= Court of Indian Offenses =

Indigenous court

A Court of Indian Offenses is an Article I Court operated by the U.S. Department of the Interior's Bureau of Indian Affairs. Also known as a "CFR" (Code of Federal Regulations) Court, a Court of Indian Offenses has criminal and civil jurisdiction over Native Americans in Indian Country, on reservations and other Indian trust land that lacks its own tribal court system. Criminally, the Court of Indian Offenses is a limited jurisdiction court that tries misdemeanor violations of Title 25 of the Code of Federal Regulations, as well as violations of tribal codes, with permission of the tribe. Civilly, the CFR court holds full civil jurisdiction over matters in its territory.

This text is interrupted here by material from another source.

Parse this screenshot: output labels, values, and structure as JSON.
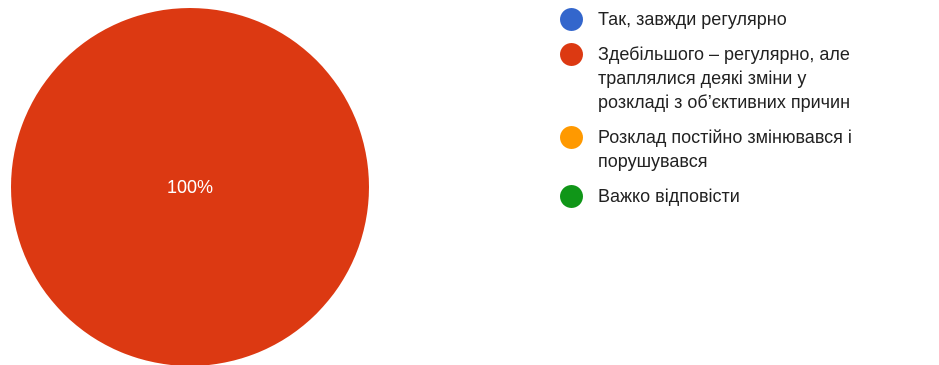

There are currently five CFR courts operating in the United States. These include:

1. The Albuquerque CFR Court, serving the Kewa Pueblo and the Santa Fe Indian School.
2. The Southern Plains CFR Court, serving the Apache Tribe of Oklahoma, the Caddo Nation of Oklahoma, the Fort Sill Apache Tribe of Oklahoma, the Kiowa Indian Tribe of Oklahoma, the Otoe-Missouria Tribe of Indians, and the Wichita and Affiliated Tribe of Indians.
3. The Western Region CFR Court, serving the Skull Valley Band of Goshutes Indians (Utah) and the Te-Moak Band of Western Shoshone Indians (Nevada).
4. The Eastern Oklahoma Region CFR Court, serving the Eastern Shawnee Tribe of Oklahoma, the Modoc Tribe of Oklahoma, the Ottawa Tribe of Oklahoma, the Peoria Tribe of Indians of Oklahoma; and the Seneca-Cayuga Tribe of Oklahoma.
5. The Southwest Region CFR court serves the Ute Mountain Ute Tribe of Colorado.

In addition to the various Courts of Indian Offenses, they also have appellate court divisions called the Court of Indian Appeals. Courts of Indian Appeals hear all appellate cases from cases originally heard in the CFR Courts within the below regions.
- Miami Agency: Seneca-Cayuga Nation, Shawnee Tribe of Oklahoma, Eastern Shawnee Tribe of Oklahoma, Peoria Tribe of Oklahoma, Ottawa Tribe of Oklahoma, Modoc Tribe of Oklahoma, and the Albuquerque/Santa Fe Indian School Region
- Western Region Agency: Skull Valley Band of Goshutes Indians of Utah, Te-Moak Tribe of Western Shoshone Indians of Nevada, and Winnemucca Indian Tribe
- Ute Agency: Ute Mountain Ute Tribe
- Albuquerque Agency
- Southern Plains Agency: Apache Tribe of Oklahoma, Caddo Nation of Oklahoma, Comanche Nation, Delaware Nation, Fort Sill Apache Tribe of Oklahoma, Kiowa Indian Tribe of Oklahoma, Otoe-Missouria Tribe of Indians, and Wichita and Affiliated Tribe of Indians

== Dual Sovereignty controversy ==
The CFR court is an Article I federal court, operating under the authority of the United States Secretary of the Interior. The CFR court only tries misdemeanor crimes, while the jurisdiction to try more serious felony crimes is vested with the United States Attorney’s Offices. However, U.S, Attorneys often decline to prosecute felony cases in Indian Country, which leads CFR court prosecutors to prosecute felony offenders using lesser included misdemeanor offenses in order to ensure that serious offenders receive at least some jail time.

This happened in the case of Denezpi v. United States, where the suspect, Merle Denezpi, an enrolled member of the Navajo Nation, raped a female enrolled member of the Navajo Nation on the reservation of the Ute Mountain Ute Tribe. The CFR prosecutor charged Denezpi with Aggravated Battery, a misdemeanor charge. Denezpi plead not guilty under an Alford plea, and was sentenced to time served. Unsatisfied with this result, the U.S. Attorney then indicted Denezpi for rape. Denezpi attempted to have the charge dismissed under double jeopardy rules because Aggravated Battery is a lesser included offense of the charge of rape. The government contended that double jeopardy did not exist because the CFR court was exercising tribal prosecutorial authority, not federal authority, in their prosecution of Denezpi. On February 22, 2022, the U.S. Supreme Court heard arguments to determine if CFR courts are tribal courts (as the government and the Ute Mountain Ute tribe contend), or if they are simply machinery to allow tribal courts to operate among tribes that lack the resources to operate their own courts. On June 13, 2022, the Court decided against Denezpi, stating that no matter what authority prosecutes the case, no matter whether CFR courts are tribal courts or federal courts, the source of the dual sovereignty doctrine is the plurality of the authorities where the offences originated from: since the Aggravated Battery charge was defined by the tribal authority and the rape charge was federal, they originated from two different sovereigns and therefore could be both prosecuted.